Thursday, October 09, 2008

Location, location, location

Remember that real-estate mantra. Worthless right now, but translates well to poker into the manta "position, position, position". If its so true, why do so many players (aka gus handsen) play so effectively OUT of position. I should have answered this question YEARS ago, but I get it now.

and thank the books on "chip utility" for pointing it out.

Position matter MOST when you HAVE position and stack sizes are SIMILAR.

Positions matters less to you if you have a ton of chips. You can play out of position because you can apply pressure easily in a tournament when you are deep stacked.

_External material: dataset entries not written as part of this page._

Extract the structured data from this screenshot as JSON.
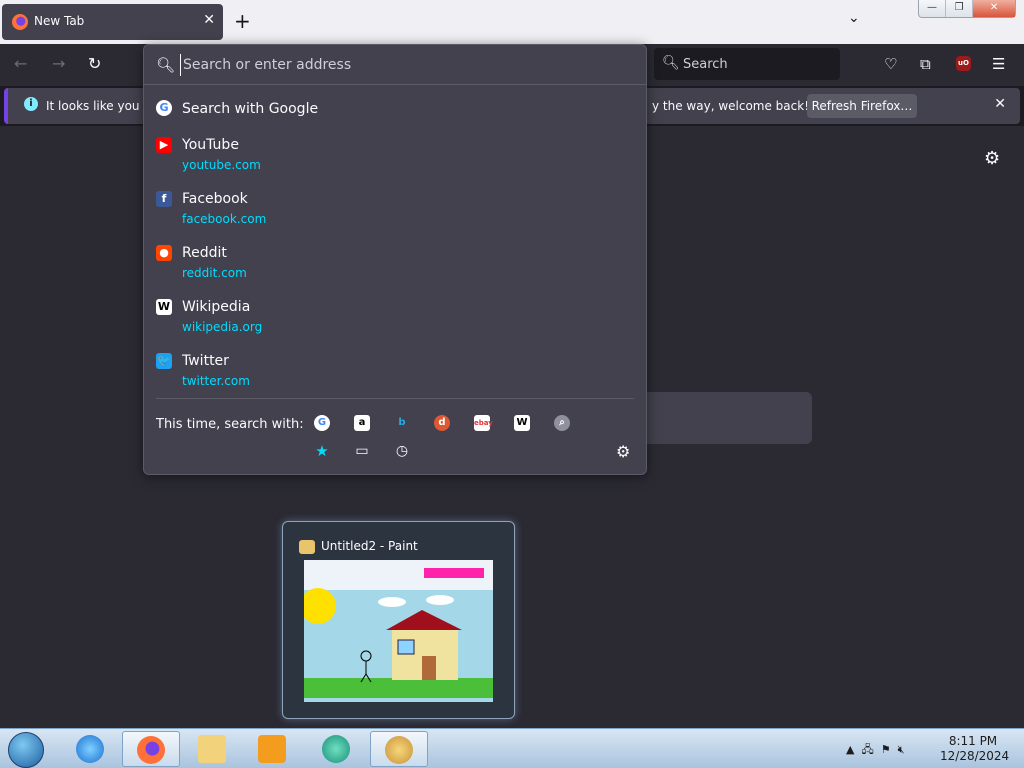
{
  "browser": {
    "tab": {
      "title": "New Tab"
    },
    "window_controls": {
      "minimize": "—",
      "maximize": "❐",
      "close": "✕"
    },
    "search_box": {
      "placeholder": "Search"
    },
    "address_bar": {
      "placeholder": "Search or enter address"
    }
  },
  "infobar": {
    "message_start": "It looks like you ha",
    "message_end": "y the way, welcome back!",
    "button": "Refresh Firefox…"
  },
  "dropdown": {
    "search_with_google": "Search with Google",
    "results": [
      {
        "label": "YouTube",
        "url": "youtube.com",
        "icon": "youtube-icon",
        "color": "#ff0000",
        "glyph": "▶"
      },
      {
        "label": "Facebook",
        "url": "facebook.com",
        "icon": "facebook-icon",
        "color": "#3b5998",
        "glyph": "f"
      },
      {
        "label": "Reddit",
        "url": "reddit.com",
        "icon": "reddit-icon",
        "color": "#ff4500",
        "glyph": "●"
      },
      {
        "label": "Wikipedia",
        "url": "wikipedia.org",
        "icon": "wikipedia-icon",
        "color": "#ffffff",
        "glyph": "W"
      },
      {
        "label": "Twitter",
        "url": "twitter.com",
        "icon": "twitter-icon",
        "color": "#1da1f2",
        "glyph": "🐦"
      }
    ],
    "search_with_label": "This time, search with:",
    "engines": [
      "google-icon",
      "amazon-icon",
      "bing-icon",
      "duckduckgo-icon",
      "ebay-icon",
      "wikipedia-icon",
      "search-icon"
    ],
    "modes": [
      "bookmarks-icon",
      "tabs-icon",
      "history-icon"
    ]
  },
  "taskbar_preview": {
    "title": "Untitled2 - Paint"
  },
  "taskbar": {
    "apps": [
      "internet-explorer-icon",
      "firefox-icon",
      "file-explorer-icon",
      "media-player-icon",
      "windows-live-icon",
      "paint-icon"
    ],
    "time": "8:11 PM",
    "date": "12/28/2024"
  }
}
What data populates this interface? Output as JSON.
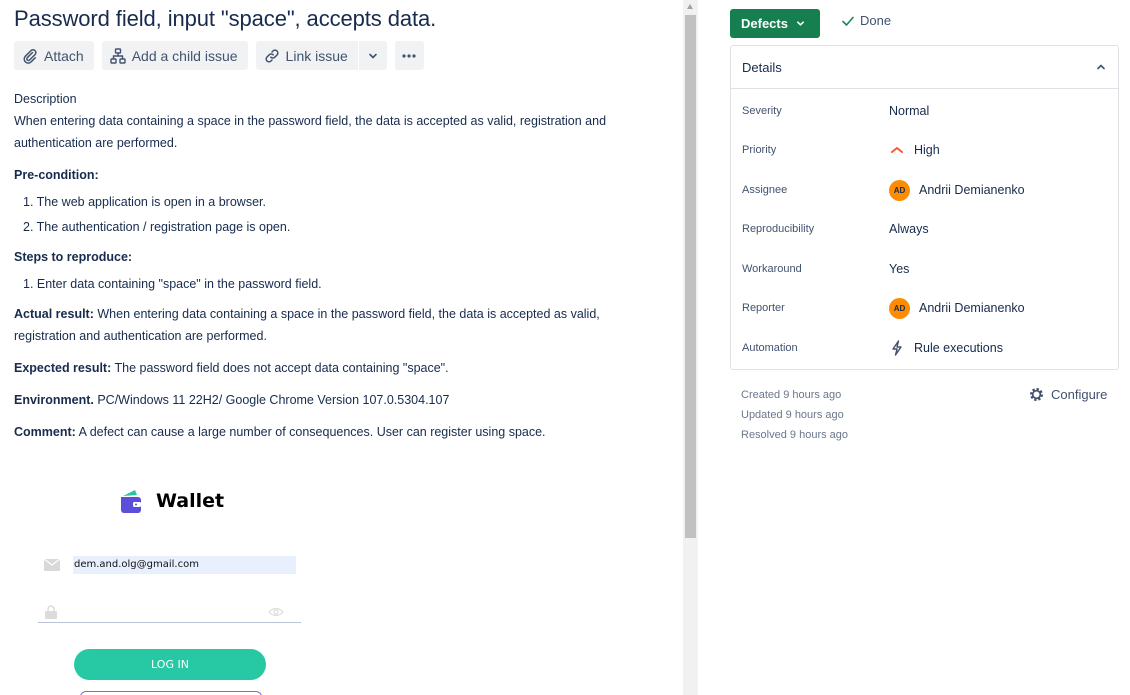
{
  "issue": {
    "title": "Password field, input \"space\", accepts data."
  },
  "toolbar": {
    "attach": "Attach",
    "add_child": "Add a child issue",
    "link_issue": "Link issue"
  },
  "description": {
    "heading": "Description",
    "text": "When entering data containing a space in the password field, the data is accepted as valid, registration and authentication are performed.",
    "precondition_heading": "Pre-condition:",
    "preconditions": [
      "1. The web application is open in a browser.",
      "2. The authentication / registration page is open."
    ],
    "steps_heading": "Steps to reproduce:",
    "steps": [
      "1. Enter data containing \"space\" in the password field."
    ],
    "actual_label": "Actual result:",
    "actual_text": " When entering data containing a space in the password field, the data is accepted as valid, registration and authentication are performed.",
    "expected_label": "Expected result:",
    "expected_text": " The password field does not accept data containing \"space\".",
    "environment_label": "Environment.",
    "environment_text": " PC/Windows 11 22H2/ Google Chrome Version 107.0.5304.107",
    "comment_label": "Comment:",
    "comment_text": " A defect can cause a large number of consequences. User can register using space."
  },
  "attachment": {
    "app_name": "Wallet",
    "email_value": "dem.and.olg@gmail.com",
    "login_label": "LOG IN"
  },
  "sidebar": {
    "status_label": "Defects",
    "resolution_label": "Done",
    "details_label": "Details",
    "fields": [
      {
        "key": "Severity",
        "value": "Normal"
      },
      {
        "key": "Priority",
        "value": "High"
      },
      {
        "key": "Assignee",
        "value": "Andrii Demianenko",
        "initials": "AD"
      },
      {
        "key": "Reproducibility",
        "value": "Always"
      },
      {
        "key": "Workaround",
        "value": "Yes"
      },
      {
        "key": "Reporter",
        "value": "Andrii Demianenko",
        "initials": "AD"
      },
      {
        "key": "Automation",
        "value": "Rule executions"
      }
    ],
    "created": "Created 9 hours ago",
    "updated": "Updated 9 hours ago",
    "resolved": "Resolved 9 hours ago",
    "configure_label": "Configure"
  },
  "colors": {
    "status_button": "#167f50",
    "priority_high": "#ff5630",
    "avatar": "#ff8b00",
    "login_button": "#26c9a4"
  }
}
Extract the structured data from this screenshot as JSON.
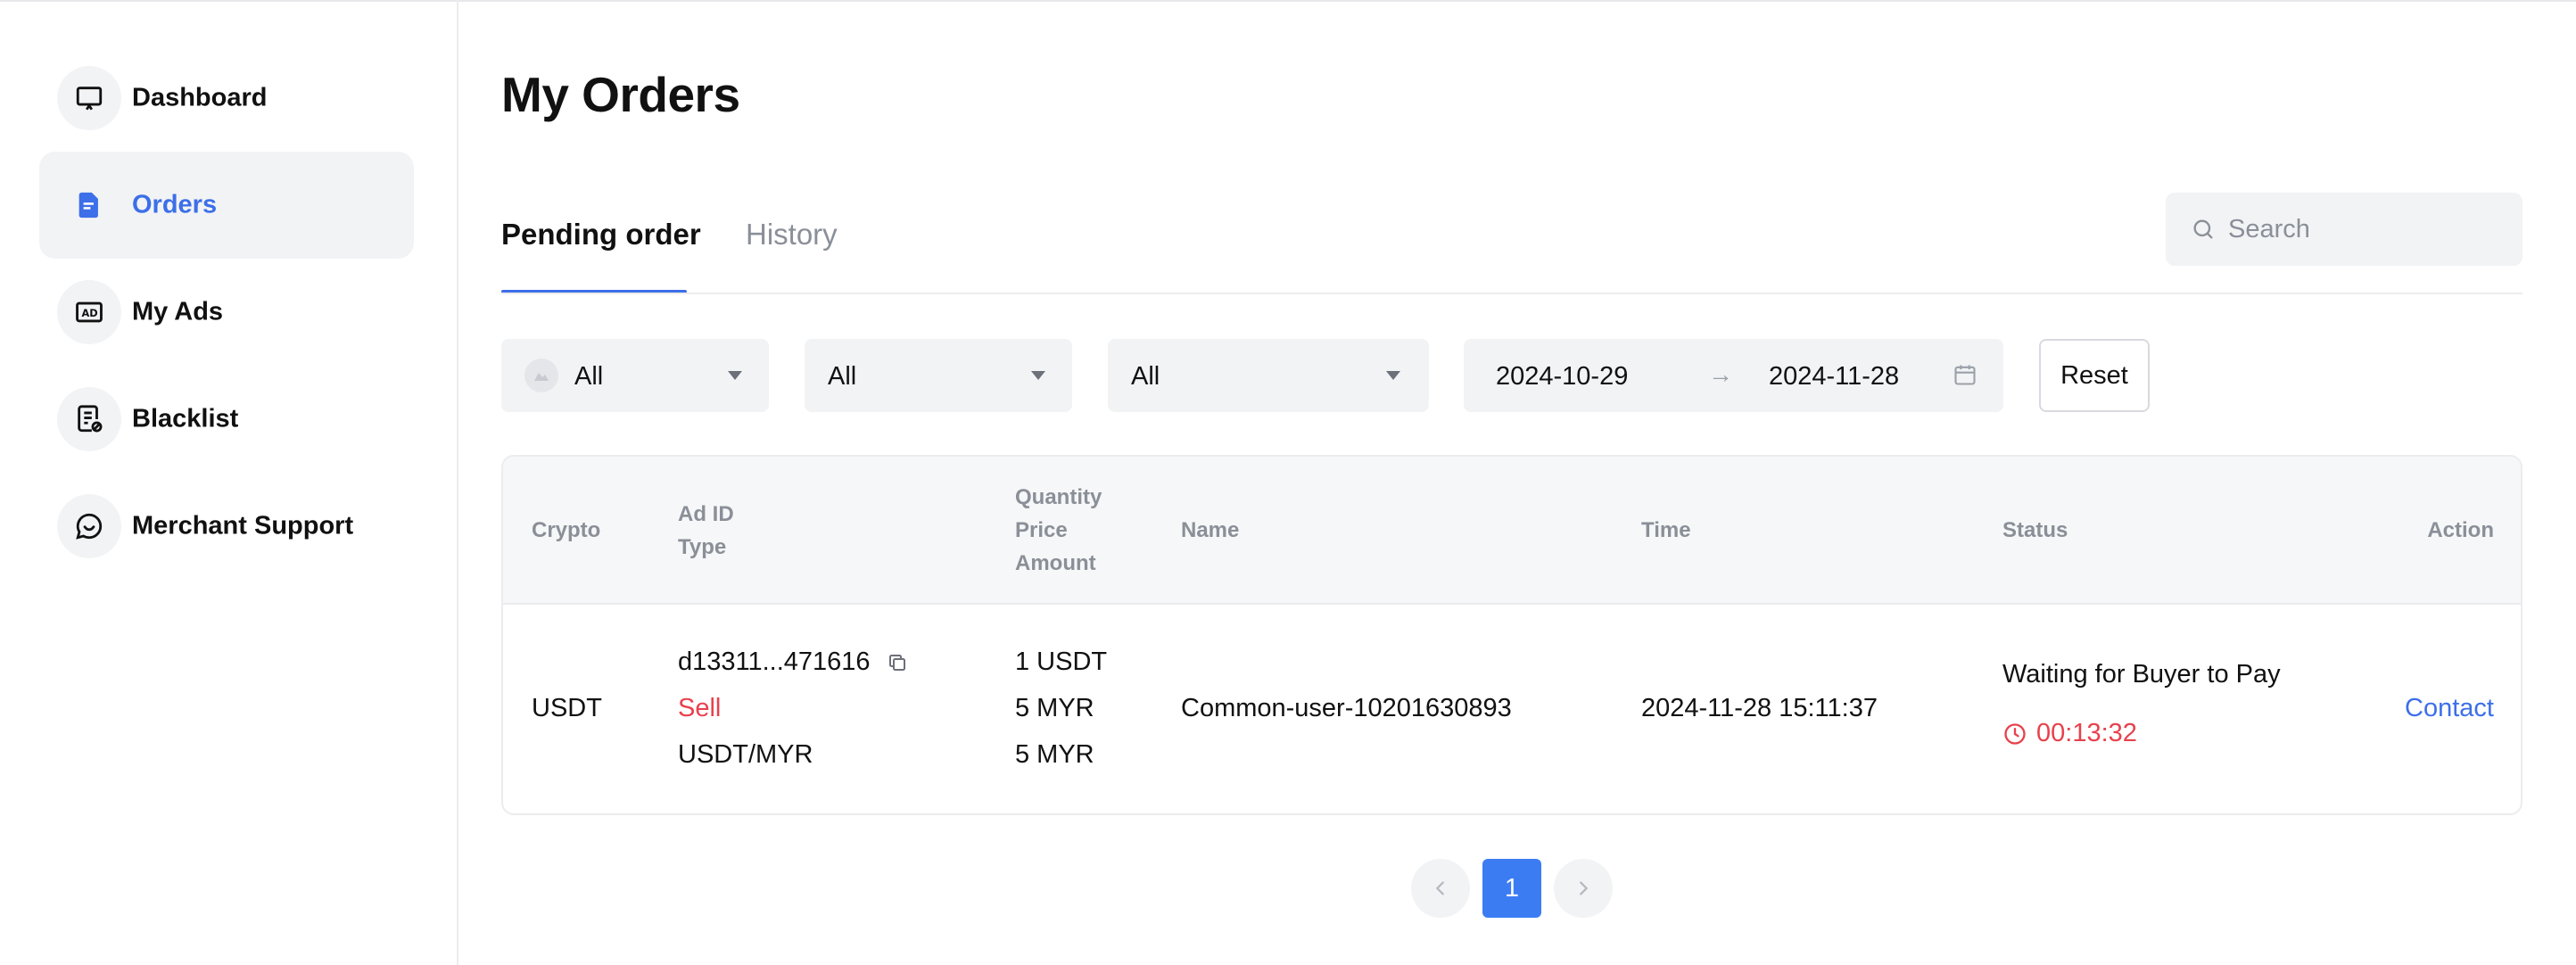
{
  "sidebar": {
    "items": [
      {
        "label": "Dashboard",
        "icon": "monitor-icon",
        "active": false
      },
      {
        "label": "Orders",
        "icon": "document-icon",
        "active": true
      },
      {
        "label": "My Ads",
        "icon": "ad-icon",
        "active": false
      },
      {
        "label": "Blacklist",
        "icon": "blacklist-icon",
        "active": false
      },
      {
        "label": "Merchant Support",
        "icon": "chat-icon",
        "active": false
      }
    ]
  },
  "page": {
    "title": "My Orders"
  },
  "tabs": [
    {
      "label": "Pending order",
      "active": true
    },
    {
      "label": "History",
      "active": false
    }
  ],
  "search": {
    "placeholder": "Search"
  },
  "filters": {
    "crypto": {
      "value": "All",
      "icon": "coin-icon"
    },
    "type": {
      "value": "All"
    },
    "status": {
      "value": "All"
    },
    "date_start": "2024-10-29",
    "date_end": "2024-11-28",
    "reset_label": "Reset"
  },
  "table": {
    "headers": {
      "crypto": "Crypto",
      "ad_id": "Ad ID",
      "type": "Type",
      "quantity": "Quantity",
      "price": "Price",
      "amount": "Amount",
      "name": "Name",
      "time": "Time",
      "status": "Status",
      "action": "Action"
    },
    "rows": [
      {
        "crypto": "USDT",
        "ad_id": "d13311...471616",
        "type": "Sell",
        "pair": "USDT/MYR",
        "quantity": "1 USDT",
        "price": "5 MYR",
        "amount": "5 MYR",
        "name": "Common-user-10201630893",
        "time": "2024-11-28 15:11:37",
        "status": "Waiting for Buyer to Pay",
        "countdown": "00:13:32",
        "action": "Contact"
      }
    ]
  },
  "pagination": {
    "current": "1"
  },
  "colors": {
    "accent": "#3c6fe8",
    "danger": "#e8414d",
    "muted": "#8a8f98"
  }
}
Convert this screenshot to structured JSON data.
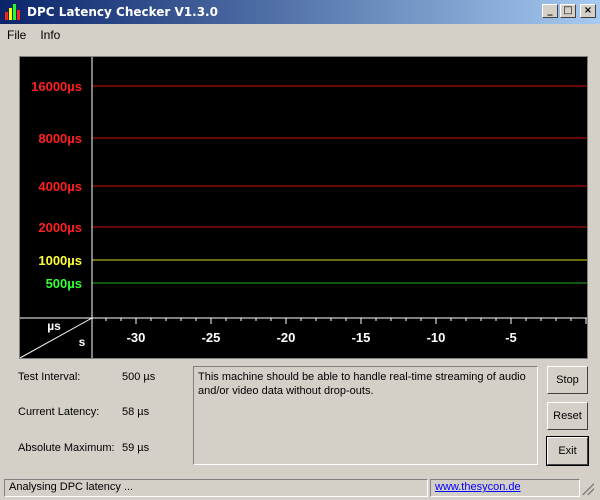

Position help you less when you have less chips. Let's say you raise on the button with AK and its late in a tournament. You have average stack of 5k and the blinds are 150/300. Both blinds call and you miss the flop. The pot is 900 and someone bets 750 who has 25k behind. You are suddenly playing a dangerous pot. The presence of his stack size alone applies pressure, forcing you to want to have a hand.

but if he has only 5k to start the hand, you could come over the top and apply the last pressure point of the hand thanks to your position.

1 comment:

matt tag said...

recommended reading: "The Poker Tournament Formula by Arnold Snyder. He claims that Tourneys are like games of Rock/Paper/Scissors:

Rock=Chips
Paper=Cards
Scissors=Position.

Chips beat Position. (Rock beats Scissors) - I can apply pressure from any position with the big stack.

Position beats Cards (Scissors beats paper) - If we both have no cards, but I have position, I usually win.

Cards beat Chips (paper beats rock) - Put me all-in when I've got the better hand at the end, I win.